Still, President Donald Trump has told reporters there is "total and full enforceability" for each section of the agreement. While this may seem like a good thing at first glance, the enforcement mechanism in place is more tariffs, one of Trump's most favorite - and least popular, tools. The deal itself doesn't lift sanctions on $370 billion worth of Chinese imports, meaning American consumers and manufacturers will continue to pay higher amounts for the goods they need to do business.

One thing this deal does represent is a halting of retaliations between the two countries, an unequivocally good thing.

The vague wording of the deal is a big part of what is giving experts pause. The deal requires China to increase purchases of U.S. agricultural goods by 80% over the next two years, but, according to David Dollar, a senior fellow at the Brookings Institution, "It's redistributing income from one group of firms to another one in a very complex way. It's not obvious it's a benefit for the U.S. economy." The amounts lack the specificity farmers need to know in order to anticipate demand and produce goods accordingly. Enforcing this sort of control over trade can also raise the price of those goods and distort the market. Promising this sort of purchase may also violate rules put in place by the World Trade Organization; although, the White House has worked hard for a long time to disempower that body.

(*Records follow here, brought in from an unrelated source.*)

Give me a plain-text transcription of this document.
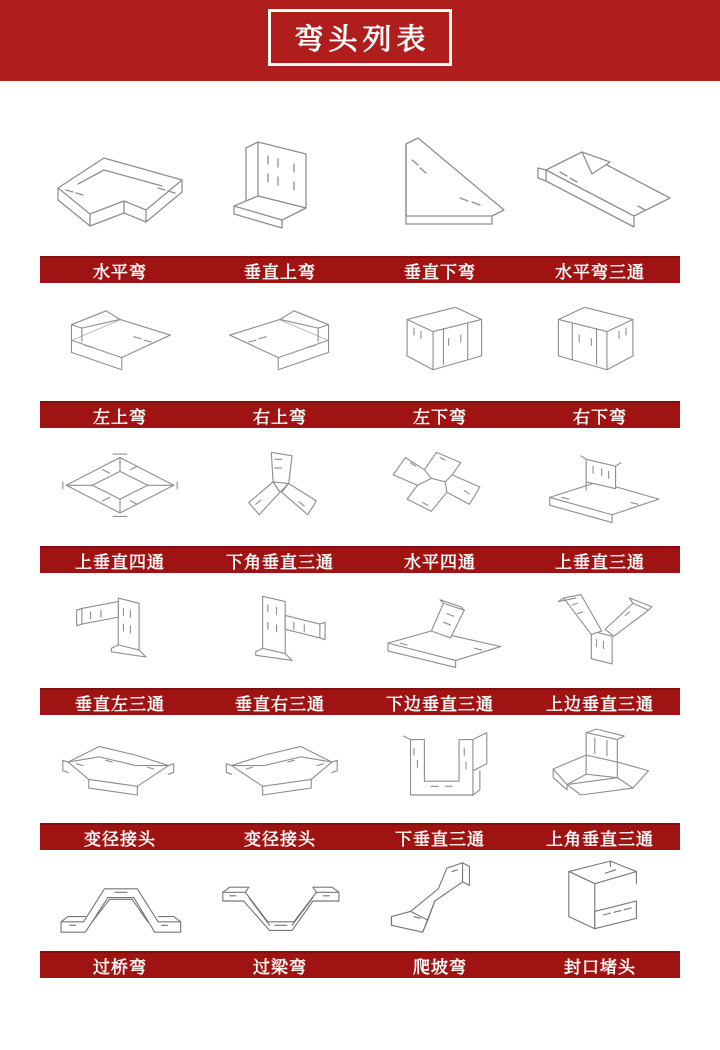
弯头列表
水平弯	垂直上弯	垂直下弯	水平弯三通
左上弯	右上弯	左下弯	右下弯
上垂直四通	下角垂直三通	水平四通	上垂直三通
垂直左三通	垂直右三通	下边垂直三通	上边垂直三通
变径接头	变径接头	下垂直三通	上角垂直三通
过桥弯	过梁弯	爬坡弯	封口堵头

If either country feels the other isn't fulfilling their part of the deal, they can make a complaint. However, if the country being complained against feels the dispute is resolved unfairly, their only recourse is to leave the agreement all together. According to U.S. Trade Representative Robert Lighthizer, the deal hinges on whether or not the dispute process functions effectively and keeps both parties at the table. "If the dispute settlement process works, we're going to be OK, and if it doesn't, we won't."